11.1. Unless otherwise regulated in these General Terms and Conditions, cancellation of a contract, an exchange of goods or return of goods is not possible for the customer for any another reason.

11.2. Orders for custom-made products cannot be cancelled. Nevertheless, if this happens MELAG shall calculate the total work performed up until that point or parts processed up to a maximum amount that corresponds to the value of the overall delivery.

 

12. Place of performance, place of jurisdiction, choice of law clause

12.1. The place of performance for deliveries of MELAG is Berlin.

12.2. In business dealings with business persons and legal persons under public law, the place of jurisdiction for all legal disputes from the contractual relationship shall be the registered office of MELAG Medizintechnik GmbH & Co.KG. MELAG is also entitled to assert claims at any other legal place of jurisdiction.

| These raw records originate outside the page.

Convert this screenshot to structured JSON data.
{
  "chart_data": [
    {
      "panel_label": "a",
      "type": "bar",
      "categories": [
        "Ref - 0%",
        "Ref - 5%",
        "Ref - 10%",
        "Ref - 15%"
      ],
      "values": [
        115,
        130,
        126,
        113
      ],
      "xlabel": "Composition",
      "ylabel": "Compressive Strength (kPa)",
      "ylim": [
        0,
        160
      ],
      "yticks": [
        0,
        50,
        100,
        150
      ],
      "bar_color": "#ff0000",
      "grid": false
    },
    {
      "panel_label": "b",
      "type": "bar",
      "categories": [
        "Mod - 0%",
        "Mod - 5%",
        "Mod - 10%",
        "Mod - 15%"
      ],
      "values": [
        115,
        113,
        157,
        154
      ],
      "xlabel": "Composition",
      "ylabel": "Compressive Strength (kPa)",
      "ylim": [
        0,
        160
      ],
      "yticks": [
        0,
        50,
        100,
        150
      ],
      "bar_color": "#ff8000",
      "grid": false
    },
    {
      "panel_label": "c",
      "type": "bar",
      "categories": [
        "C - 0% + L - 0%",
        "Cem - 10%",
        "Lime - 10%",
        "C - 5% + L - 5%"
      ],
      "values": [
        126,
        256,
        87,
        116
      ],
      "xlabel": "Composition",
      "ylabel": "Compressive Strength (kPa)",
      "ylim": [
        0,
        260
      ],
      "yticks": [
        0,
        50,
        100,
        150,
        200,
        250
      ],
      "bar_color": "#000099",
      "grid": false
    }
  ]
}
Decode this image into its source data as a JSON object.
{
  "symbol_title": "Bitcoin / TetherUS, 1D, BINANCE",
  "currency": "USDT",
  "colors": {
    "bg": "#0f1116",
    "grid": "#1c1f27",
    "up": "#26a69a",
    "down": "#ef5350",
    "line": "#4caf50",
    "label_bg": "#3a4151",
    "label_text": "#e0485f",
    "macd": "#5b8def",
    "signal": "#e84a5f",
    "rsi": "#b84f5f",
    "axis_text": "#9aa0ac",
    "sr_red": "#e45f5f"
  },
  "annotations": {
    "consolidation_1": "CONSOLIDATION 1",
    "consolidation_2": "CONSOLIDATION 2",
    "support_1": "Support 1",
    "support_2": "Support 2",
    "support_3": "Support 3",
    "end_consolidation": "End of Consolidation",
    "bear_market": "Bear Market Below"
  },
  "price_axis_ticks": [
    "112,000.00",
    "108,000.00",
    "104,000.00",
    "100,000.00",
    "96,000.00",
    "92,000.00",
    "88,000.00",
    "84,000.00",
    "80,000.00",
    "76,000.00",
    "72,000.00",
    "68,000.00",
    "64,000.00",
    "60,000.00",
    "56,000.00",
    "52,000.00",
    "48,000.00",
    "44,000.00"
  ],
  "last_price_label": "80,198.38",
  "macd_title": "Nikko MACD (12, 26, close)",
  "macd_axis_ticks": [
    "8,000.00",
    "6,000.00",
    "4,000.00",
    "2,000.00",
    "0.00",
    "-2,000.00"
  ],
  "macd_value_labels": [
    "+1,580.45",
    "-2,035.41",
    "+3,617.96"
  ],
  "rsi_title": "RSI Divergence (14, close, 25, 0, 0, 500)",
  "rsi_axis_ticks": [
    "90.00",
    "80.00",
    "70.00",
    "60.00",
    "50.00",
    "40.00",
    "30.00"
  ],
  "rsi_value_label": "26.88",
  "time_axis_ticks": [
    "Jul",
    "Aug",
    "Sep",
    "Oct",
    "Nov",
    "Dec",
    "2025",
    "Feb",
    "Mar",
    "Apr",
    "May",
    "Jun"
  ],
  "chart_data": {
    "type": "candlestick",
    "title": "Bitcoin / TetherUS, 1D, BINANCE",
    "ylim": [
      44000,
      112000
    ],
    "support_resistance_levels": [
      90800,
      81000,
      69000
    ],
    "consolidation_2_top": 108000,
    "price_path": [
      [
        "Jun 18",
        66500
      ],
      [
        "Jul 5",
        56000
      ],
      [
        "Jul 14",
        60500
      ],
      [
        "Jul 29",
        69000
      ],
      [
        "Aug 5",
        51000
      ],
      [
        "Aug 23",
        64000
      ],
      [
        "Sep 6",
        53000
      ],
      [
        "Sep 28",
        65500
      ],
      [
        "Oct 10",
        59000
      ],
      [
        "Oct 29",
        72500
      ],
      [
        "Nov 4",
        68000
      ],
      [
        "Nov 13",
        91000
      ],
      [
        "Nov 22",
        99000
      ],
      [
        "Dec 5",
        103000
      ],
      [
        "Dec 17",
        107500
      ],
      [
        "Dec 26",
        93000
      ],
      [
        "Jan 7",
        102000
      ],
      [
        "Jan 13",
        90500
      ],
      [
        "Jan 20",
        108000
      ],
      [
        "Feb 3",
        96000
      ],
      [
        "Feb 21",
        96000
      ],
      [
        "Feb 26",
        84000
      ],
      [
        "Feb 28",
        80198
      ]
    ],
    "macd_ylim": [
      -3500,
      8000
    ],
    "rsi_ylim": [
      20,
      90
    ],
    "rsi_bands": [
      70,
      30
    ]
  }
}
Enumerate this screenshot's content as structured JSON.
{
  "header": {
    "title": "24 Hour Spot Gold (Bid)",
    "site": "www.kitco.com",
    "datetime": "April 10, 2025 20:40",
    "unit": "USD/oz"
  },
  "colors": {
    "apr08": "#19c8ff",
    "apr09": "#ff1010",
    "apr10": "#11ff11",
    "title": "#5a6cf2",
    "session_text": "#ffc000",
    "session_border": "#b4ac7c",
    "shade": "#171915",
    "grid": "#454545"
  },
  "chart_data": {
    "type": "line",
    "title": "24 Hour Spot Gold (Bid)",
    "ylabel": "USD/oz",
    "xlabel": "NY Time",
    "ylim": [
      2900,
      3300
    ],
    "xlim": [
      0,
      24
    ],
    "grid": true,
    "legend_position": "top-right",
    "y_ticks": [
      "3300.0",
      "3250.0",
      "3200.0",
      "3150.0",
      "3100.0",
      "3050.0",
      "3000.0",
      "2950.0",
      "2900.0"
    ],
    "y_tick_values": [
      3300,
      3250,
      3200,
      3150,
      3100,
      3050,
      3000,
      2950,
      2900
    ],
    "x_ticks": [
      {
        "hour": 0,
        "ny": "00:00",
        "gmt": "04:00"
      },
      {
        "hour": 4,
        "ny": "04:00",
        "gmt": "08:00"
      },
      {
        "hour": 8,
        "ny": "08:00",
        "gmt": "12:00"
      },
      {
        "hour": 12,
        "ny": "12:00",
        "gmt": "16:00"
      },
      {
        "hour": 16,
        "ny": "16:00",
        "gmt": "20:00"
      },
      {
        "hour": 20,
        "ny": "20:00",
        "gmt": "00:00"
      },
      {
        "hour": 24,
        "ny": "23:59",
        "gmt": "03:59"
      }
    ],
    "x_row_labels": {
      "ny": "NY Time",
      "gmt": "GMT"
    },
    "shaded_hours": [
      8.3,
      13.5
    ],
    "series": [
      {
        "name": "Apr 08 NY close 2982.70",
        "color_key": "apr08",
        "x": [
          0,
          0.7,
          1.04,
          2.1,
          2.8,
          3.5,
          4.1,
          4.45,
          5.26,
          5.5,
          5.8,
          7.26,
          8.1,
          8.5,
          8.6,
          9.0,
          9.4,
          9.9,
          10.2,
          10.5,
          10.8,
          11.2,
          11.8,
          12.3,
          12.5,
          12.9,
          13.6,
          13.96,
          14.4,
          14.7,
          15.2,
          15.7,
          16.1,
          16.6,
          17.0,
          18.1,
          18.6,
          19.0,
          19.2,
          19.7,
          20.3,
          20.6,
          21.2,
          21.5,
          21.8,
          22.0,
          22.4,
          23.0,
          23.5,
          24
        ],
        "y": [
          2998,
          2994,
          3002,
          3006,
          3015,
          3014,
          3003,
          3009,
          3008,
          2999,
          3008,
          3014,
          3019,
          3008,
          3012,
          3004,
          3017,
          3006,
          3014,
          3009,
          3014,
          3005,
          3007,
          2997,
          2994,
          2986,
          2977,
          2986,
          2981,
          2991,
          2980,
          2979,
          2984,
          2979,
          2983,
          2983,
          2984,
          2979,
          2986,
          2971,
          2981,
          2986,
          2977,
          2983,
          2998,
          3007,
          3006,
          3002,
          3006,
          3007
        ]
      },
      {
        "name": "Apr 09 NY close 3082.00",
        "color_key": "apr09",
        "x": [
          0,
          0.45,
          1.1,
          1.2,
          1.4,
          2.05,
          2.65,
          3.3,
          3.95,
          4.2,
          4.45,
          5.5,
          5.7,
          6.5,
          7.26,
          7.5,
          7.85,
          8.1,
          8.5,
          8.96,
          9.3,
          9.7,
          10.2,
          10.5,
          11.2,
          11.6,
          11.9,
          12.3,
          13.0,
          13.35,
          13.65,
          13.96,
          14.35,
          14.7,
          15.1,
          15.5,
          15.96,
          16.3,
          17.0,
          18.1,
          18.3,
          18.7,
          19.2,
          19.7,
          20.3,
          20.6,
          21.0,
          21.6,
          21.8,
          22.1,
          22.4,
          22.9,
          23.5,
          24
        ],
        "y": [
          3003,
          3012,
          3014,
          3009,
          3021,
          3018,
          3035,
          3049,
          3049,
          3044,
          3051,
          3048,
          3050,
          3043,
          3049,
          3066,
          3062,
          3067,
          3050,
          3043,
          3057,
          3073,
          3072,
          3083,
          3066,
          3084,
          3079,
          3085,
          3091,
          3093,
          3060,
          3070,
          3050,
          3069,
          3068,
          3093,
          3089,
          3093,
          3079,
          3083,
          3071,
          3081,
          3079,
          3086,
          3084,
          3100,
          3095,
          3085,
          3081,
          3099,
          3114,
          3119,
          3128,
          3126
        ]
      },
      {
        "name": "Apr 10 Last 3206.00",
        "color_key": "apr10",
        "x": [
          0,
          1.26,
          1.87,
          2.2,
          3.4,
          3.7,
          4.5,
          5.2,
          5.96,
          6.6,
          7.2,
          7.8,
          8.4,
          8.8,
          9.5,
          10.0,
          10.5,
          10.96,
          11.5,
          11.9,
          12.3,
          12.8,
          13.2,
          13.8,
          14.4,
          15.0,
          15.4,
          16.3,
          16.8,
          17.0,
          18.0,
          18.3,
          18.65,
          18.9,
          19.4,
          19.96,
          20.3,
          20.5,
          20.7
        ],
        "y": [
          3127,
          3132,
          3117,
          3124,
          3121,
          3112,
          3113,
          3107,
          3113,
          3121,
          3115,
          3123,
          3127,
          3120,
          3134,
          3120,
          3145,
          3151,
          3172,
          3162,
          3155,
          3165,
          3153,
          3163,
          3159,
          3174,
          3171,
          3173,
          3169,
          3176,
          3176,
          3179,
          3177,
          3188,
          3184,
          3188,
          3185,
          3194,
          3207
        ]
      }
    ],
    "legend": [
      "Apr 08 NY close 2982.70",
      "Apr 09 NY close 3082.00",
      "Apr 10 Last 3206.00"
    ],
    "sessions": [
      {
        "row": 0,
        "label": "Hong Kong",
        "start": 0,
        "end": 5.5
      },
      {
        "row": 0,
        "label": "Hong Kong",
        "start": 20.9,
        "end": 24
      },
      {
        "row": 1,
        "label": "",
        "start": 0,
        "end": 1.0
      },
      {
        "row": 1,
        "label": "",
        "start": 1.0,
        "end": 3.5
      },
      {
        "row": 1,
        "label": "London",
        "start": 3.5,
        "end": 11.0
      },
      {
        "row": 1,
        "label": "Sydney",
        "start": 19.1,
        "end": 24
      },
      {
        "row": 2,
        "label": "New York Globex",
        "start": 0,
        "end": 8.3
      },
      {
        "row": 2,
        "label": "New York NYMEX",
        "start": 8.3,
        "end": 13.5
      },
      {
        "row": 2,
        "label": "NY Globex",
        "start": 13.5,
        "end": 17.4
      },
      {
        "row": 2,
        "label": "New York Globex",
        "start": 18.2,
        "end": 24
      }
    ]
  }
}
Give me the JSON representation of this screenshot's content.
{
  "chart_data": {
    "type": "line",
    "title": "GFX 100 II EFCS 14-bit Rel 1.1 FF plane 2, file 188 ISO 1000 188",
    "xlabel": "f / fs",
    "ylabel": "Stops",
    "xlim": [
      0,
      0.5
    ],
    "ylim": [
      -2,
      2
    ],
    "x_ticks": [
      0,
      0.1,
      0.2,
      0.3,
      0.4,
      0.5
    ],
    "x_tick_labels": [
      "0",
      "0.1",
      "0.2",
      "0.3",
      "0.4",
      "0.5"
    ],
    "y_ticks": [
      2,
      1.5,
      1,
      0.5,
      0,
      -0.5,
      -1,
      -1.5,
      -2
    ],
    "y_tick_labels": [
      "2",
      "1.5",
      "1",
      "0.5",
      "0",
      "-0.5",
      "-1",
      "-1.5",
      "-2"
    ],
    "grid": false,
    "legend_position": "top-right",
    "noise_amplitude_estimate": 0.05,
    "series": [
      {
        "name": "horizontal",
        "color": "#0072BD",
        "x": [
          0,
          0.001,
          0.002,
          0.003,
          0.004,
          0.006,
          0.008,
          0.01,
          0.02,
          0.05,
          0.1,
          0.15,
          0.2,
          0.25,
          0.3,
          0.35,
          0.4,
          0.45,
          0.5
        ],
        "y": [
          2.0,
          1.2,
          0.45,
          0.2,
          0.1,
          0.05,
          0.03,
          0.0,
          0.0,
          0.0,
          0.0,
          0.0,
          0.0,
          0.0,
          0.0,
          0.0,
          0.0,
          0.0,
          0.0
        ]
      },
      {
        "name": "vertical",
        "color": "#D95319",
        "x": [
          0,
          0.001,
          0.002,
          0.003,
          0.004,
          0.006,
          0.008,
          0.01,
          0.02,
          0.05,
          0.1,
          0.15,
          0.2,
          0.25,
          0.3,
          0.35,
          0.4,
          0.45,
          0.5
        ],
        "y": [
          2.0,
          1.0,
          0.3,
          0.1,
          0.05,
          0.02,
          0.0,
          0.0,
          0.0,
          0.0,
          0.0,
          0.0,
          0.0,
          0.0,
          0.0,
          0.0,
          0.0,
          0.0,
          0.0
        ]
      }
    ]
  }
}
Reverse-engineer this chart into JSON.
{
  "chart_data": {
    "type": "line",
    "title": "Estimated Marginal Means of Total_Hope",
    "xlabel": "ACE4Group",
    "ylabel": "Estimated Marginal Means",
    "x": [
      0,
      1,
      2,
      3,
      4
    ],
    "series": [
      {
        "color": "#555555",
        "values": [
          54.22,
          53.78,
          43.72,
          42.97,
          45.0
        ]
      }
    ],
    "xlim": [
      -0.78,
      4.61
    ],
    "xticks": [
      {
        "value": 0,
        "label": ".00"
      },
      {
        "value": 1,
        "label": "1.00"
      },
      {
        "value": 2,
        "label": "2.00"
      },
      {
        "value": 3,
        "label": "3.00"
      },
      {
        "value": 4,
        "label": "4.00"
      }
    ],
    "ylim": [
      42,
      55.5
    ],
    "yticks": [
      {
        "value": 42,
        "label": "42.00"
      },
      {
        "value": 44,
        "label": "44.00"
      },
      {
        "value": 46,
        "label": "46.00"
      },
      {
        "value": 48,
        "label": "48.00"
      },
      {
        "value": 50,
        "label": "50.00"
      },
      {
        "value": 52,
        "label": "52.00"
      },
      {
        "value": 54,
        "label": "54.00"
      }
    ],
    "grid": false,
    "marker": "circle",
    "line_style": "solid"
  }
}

12.3. The legal relationships between the customer and MELAG are subject exclusively to the law of the Federal Republic of Germany.

 

13. Final provisions

13.1. Statements in the name of MELAG are only legally binding if they are made by the required number of persons authorised to represent MELAG (i.e. managing directors, authorised representatives, authorised officers).

13.2. All agreements between MELAG and the customer are required to be in writing. Verbal side agreements shall not be valid. Amendments and supplements to these General Terms and Conditions shall accordingly only be effective if they are agreed in writing. The requirement for the written form shall also be satisfied by email.

13.3. Should individual provisions of an individual agreement or of these General Terms and Conditions becompletely or partially ineffective, the rest of the provisions shall remain effective. In the event of partial ineffectiveness, the contracting parties undertake to replace the ineffective provisions with provisions that correspond as closely as possible to the purpose of the ineffective provisions.

13.4. The legal successors of the customer shall also be bound to the obligations from agreements that are concluded on the basis of these Terms and Conditions.

13.5. During the valid business relationship, the customer undertakes to disclose to MELAG immediately any change to the status of the person or the company of the customer as well as any change to the business address.

13.6. MELAG is entitled at any time to change or supplement these Terms and Conditions. The change shall enter into force with the agreement of the customer and shall apply for all business concluded after this point in time.